Begitupun terkait objek wisata di kawasan Tangkuban Parahu yang sebelumnya sempat ditutup Pemprov Jabar, namun saat ini pembangunannya berlanjut.

"Sama juga seperti yang di Tangkuban Parahu. Tangkuban Parahu kan tidak dibongkar sampai sekarang. Dibiarkan! Kalau ini sudut pandang saya, akan ada yang namanya deal. Nah, disebutnya perjanjian yang akan lebih menguntungkan pihak private atau pihak swasta," tuturnya.

Menurut Frans, misalnya pihak swasta akan membayar denda atau mungkin nanti akan ada perubahan tata ruang atau misalnya izinnya akan diubah dan lain-lain. Tapi ujung-ujungnya adalah gimana caranya supaya kawasan wisata itu tetap ada dan itu jadi masalah.

"Ini akan jadi politik tata ruang menurut saya nantinya. Akan jadi politik tata ruang yang gimana caranya politik tata ruang itu diotak atik, gimana caranya kalau misalnya pemerintahnya dia taat, birokrasi, tertib, administrasi, dan menaati tata ruang yang ada, misalnya tata ruang Provinsi Jawa Barat kan, dia sudah diubah menjadi tahun 2022 sampai 2042," jelasnya.

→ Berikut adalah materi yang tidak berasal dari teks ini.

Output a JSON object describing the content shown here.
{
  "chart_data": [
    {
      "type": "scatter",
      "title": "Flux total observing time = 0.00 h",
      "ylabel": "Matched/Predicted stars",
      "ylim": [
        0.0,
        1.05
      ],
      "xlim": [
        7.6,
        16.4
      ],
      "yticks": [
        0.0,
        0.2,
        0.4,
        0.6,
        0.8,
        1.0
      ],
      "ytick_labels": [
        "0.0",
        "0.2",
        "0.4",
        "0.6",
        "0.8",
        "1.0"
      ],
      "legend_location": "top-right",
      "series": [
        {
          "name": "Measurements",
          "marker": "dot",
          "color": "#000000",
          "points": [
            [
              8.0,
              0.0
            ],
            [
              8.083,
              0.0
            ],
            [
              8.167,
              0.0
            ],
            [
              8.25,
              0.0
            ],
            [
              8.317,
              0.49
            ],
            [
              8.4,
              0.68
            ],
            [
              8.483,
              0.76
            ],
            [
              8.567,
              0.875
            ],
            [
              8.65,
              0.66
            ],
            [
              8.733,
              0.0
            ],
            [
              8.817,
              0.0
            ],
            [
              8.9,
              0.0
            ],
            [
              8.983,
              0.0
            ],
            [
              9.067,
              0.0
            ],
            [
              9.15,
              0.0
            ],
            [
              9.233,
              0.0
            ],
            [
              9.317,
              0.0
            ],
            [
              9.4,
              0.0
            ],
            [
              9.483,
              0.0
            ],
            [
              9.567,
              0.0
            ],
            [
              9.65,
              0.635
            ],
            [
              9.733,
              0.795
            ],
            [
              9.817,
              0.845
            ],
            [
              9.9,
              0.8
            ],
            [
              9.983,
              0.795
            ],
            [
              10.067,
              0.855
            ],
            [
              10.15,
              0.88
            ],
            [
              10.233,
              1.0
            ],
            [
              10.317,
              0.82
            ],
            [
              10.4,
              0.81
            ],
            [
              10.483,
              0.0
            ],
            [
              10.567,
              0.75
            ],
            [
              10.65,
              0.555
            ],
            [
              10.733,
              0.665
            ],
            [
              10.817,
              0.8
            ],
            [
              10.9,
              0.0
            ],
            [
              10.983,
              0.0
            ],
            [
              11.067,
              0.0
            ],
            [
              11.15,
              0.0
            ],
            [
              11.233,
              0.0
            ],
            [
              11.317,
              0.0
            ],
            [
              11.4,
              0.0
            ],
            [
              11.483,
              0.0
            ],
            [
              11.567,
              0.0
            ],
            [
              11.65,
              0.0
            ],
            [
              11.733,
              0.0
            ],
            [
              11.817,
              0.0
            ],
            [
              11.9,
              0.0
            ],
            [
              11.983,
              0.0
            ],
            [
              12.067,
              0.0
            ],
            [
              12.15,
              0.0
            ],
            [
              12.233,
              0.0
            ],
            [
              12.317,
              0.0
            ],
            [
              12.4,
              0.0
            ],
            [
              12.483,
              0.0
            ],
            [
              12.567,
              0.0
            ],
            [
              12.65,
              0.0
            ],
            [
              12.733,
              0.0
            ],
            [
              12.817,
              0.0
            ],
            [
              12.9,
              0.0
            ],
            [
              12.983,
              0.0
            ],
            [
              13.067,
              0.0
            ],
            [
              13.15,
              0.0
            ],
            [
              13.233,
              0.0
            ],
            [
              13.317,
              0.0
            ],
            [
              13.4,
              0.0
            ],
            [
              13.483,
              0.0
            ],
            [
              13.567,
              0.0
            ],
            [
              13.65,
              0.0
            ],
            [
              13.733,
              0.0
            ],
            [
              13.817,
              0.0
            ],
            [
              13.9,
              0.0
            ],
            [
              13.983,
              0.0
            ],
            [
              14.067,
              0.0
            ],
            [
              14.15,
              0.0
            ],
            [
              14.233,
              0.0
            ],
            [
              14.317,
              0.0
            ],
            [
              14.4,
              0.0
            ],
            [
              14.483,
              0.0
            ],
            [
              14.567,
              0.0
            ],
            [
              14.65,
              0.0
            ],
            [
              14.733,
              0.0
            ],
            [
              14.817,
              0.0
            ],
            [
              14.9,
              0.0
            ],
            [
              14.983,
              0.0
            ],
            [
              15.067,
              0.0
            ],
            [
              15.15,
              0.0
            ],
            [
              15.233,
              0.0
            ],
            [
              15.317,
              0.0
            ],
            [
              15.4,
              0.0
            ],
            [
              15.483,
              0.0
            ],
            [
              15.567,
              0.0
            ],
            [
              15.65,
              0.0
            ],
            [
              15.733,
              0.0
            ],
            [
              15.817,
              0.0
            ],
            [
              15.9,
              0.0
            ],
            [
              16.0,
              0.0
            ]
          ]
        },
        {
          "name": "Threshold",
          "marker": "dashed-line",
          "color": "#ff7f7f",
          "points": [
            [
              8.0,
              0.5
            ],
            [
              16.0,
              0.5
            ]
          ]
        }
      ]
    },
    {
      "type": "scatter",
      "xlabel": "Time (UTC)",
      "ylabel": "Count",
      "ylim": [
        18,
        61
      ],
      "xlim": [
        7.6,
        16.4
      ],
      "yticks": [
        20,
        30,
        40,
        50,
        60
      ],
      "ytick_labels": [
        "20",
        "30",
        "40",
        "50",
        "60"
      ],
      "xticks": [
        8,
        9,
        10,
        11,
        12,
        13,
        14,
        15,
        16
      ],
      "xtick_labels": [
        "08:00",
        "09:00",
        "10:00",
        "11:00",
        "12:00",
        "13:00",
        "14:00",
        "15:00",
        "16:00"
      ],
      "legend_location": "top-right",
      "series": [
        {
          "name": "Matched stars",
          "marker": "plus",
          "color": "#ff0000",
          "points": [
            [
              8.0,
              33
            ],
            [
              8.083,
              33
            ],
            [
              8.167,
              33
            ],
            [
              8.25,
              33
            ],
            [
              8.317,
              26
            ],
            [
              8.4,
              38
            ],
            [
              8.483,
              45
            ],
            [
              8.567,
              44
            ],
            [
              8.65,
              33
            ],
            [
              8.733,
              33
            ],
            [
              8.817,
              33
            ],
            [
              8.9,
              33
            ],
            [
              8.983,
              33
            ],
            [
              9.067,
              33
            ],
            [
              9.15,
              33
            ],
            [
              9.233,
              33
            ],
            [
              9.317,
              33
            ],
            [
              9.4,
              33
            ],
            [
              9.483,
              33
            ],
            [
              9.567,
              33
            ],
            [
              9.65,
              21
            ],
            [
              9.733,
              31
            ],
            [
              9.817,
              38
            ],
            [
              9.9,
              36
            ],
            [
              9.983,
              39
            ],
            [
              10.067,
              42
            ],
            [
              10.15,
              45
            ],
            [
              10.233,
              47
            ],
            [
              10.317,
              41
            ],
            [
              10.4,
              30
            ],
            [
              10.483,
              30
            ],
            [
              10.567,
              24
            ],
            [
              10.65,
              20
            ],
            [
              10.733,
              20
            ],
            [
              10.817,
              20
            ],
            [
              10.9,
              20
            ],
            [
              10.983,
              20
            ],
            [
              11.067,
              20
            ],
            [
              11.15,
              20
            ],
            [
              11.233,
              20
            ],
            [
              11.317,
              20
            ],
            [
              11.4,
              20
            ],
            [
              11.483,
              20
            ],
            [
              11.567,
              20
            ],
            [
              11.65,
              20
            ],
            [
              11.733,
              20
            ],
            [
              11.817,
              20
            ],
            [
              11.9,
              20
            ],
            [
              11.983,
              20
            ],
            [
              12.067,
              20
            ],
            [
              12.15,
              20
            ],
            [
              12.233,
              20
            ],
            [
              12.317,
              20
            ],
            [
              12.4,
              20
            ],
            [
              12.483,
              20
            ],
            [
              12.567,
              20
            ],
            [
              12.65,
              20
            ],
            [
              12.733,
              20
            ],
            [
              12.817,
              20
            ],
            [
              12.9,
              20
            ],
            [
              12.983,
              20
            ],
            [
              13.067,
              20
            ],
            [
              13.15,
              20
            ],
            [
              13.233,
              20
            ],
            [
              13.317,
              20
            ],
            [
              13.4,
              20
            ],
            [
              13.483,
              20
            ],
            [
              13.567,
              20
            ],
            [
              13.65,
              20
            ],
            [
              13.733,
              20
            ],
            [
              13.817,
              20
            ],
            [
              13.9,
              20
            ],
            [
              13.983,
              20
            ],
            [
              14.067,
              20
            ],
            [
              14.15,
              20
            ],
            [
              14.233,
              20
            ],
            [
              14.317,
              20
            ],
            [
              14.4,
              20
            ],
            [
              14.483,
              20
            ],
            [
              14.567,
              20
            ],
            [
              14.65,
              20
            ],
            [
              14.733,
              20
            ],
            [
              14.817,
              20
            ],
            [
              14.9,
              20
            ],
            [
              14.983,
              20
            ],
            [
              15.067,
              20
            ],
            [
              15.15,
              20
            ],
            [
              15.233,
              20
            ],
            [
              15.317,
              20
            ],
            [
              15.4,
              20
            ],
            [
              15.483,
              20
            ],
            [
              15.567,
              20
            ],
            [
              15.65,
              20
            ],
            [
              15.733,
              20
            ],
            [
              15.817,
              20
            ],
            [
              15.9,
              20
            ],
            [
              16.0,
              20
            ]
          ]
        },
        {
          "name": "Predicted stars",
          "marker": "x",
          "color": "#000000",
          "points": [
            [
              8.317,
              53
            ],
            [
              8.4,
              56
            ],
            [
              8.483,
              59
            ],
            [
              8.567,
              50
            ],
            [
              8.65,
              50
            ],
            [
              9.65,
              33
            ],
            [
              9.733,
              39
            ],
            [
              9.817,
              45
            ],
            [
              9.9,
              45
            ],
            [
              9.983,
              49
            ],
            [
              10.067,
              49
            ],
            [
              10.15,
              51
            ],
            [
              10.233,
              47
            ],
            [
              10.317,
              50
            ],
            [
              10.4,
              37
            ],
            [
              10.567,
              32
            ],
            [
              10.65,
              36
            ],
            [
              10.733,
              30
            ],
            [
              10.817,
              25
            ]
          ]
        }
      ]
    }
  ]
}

"Sebagai pelaksana pemerintahan dan pelaksana tata ruang, harusnya pemerintahan provinsi, dia harus bekerja sesuai dengan amanat tata ruang. Nah, kalau sudah dia bermain di politik tata ruang, dia akan seperti melakukan proses-proses negosiasi politik yang ujungnya akan berimbas kepada tata kelola tata ruang yang disesuaikan berdasarkan order. Nah, takutnya ke arah situ gitu lho dan bukan takutnya, tapi itu udah biasa terjadi saya pikir," tambahnya.

Disinggung Pemprov Jabar harus seperti apa, Frans sebut Pemprov harus bersikap adil.

"Ya harusnya bersikap adil saja, kalau mau dibongkar, bongkar aja semuanya gitu lho, dikembalikan lagi sesuai dengan fungsi tata ruangnya kayak di Bogor, dia kan gak boleh ada bangunan ya, dia dibalikin lagi menjadi kawasan hutan atau kawasan lindung, termasuk misalnya yang di Tangkuban Parahu, gitu lho," ujarnya.

Lalu yang melanggar menurut Frans, harus diberikan sanksi yang dapat memberikan efek jera.

"Dan si yang menggunakan itu dia harus dikenakan sanksi dan denda, sehingga sanksi dan dendanya baik secara administratif maupun secara nominal, termasuk sanksi dan denda dia tidak diberikan lagi perizinan di tempat manapun," pungkasnya.